Are Rust Belt race relations working against Obama?

JOHN IBBITSON

WASHINGTON From Friday's Globe and Mail

There's a theory making the rounds about Barack Obama. It goes like this:

The Illinois senator wins in states, such as Mississippi, that have a lot of black people in them, because black Americans overwhelmingly support his campaign.

He also wins in states that have very few black people, such as Nebraska, because white Americans in those states have no strong feelings about black Americans.

But in states with sizable black and white populations living together in industrial cities, such as Ohio and Pennsylvania, Mr. Obama loses, because too many working class whites won't vote for a black man.

The results in Pennsylvania suggest there is at least some truth in this sad hypothesis.

Exit polls from Tuesday's primaries show that 90 per cent of blacks but only 37 per cent of whites voted for Mr. Obama.

Even more ominous, about one-fifth of those who voted said race was a factor in this election, and about 40 per cent of those voters said they would not vote for Mr. Obama if he won the nomination.

We can't know how many voters lied to the exit pollsters - saying race was not an issue, when in their heart they knew it was; or insisting they would vote for Mr. Obama if he won the nomination, when secretly they doubted they would.

We can only know that in certain states with large, white, working and lower-middle class populations, Barack Obama can't seal the deal.

Yet it's more complex than "won't vote for a black man" or, for that matter, "won't vote for a woman."

Nathaniel Persily, a professor of law and political science at Columbia University, observes that the voting spectrum is more subtly shaded. While "there is certainly a subset of the population that will not vote for either candidate based on their individual immutable characteristics," he said, there are all sorts of others who are attracted to these candidates because of those characteristics.

There are the black voters who are coming out to the polls for the first time because Mr. Obama represents the first real hope that one of their own could become president. There are young voters who are getting involved in politics for the first time, fired-up by Mr. Obama's political crusade.

There are working-class women who support Hillary Clinton for the same reason, and with the same fervour, that blacks support Mr. Obama. And then there are the independents and even Republicans who are drawn to the Democratic Party this year, attracted by its energy, enthusiasm and opposition to the war in Iraq.

The question, then, is whether Mr. Obama or Ms. Clinton can bring more voters into the party than they drive out, simply because of their race or gender.

The other question, Prof. Persily believes, is what will happen to those "won't vote for a black" or "won't vote for a woman" Democrats, once the nominee is finally chosen.

"The relevant question for the fall is whether those voters are going to come back to the Democratic Party, whether they're not going to vote at all or whether they're going to vote for [Republican candidate John] McCain," he said.

It should also be pointed out that Mr.

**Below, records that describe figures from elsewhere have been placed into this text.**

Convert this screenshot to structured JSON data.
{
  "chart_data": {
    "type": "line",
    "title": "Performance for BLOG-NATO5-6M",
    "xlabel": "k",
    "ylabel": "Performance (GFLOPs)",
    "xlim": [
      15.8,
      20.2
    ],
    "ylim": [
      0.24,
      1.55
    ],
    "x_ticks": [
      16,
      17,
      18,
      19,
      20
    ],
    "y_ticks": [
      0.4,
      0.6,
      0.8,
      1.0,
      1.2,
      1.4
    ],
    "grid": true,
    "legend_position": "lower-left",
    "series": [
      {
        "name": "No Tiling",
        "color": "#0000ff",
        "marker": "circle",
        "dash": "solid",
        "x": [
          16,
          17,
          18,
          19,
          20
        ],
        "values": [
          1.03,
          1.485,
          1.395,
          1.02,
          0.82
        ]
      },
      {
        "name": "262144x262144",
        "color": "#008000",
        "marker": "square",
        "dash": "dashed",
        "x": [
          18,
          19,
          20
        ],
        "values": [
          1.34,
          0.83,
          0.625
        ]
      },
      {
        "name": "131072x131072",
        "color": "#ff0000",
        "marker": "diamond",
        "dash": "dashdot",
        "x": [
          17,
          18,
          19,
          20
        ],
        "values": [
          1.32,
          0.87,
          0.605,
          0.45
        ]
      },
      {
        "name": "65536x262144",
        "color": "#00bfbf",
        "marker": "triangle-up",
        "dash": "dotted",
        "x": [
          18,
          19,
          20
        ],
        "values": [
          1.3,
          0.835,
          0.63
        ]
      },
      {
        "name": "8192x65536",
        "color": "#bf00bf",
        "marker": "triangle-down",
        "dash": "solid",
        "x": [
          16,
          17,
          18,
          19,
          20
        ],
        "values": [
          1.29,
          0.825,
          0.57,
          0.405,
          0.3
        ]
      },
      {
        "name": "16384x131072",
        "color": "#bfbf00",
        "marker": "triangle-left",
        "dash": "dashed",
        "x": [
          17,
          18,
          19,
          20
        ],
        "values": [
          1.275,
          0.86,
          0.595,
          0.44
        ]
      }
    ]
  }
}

Obama's remarks about embittered rural voters did nothing to endear him to white rural and low-income voters. It would be deeply unfair to attribute racist motivations to voters who might have rejected Mr. Obama because of his own ill-chosen words.

Mr. Obama observed yesterday that he actually improved his standing among white voters in Pennsylvania over Ohio. If he can improve it further in Indiana, May 6, then the race card may be put back into the deck, at least for now.

Then again, the campaign doesn't seem optimistic about its chances with this demographic. "The white working class has gone to the Republican nominee for many elections, going back even to the Clinton years," David Axelrod, Mr. Obama's chief adviser, explained to National Public Radio Wednesday.

"This is not new that Democratic candidates don't rely solely on those votes."

That is not an attitude that is likely to attract white middle America to Mr. Obama's campaign. And unless Mr. Obama improves his performance among this group, his critics will continue to question whether he could prevail in the general election.

The legacies of the civil-rights era - busing, race riots and ghettoization - are not easily erased. But there is good evidence that the generation born after the 1960s is more comfortable crossing the racial divide, even as rising incomes among blacks help to erase it.

In 1960, John Kennedy proved "won't vote for a Catholic" was not fatal to presidential prospects. Whether 2008 puts "won't vote for a black" to rest, we just can't know.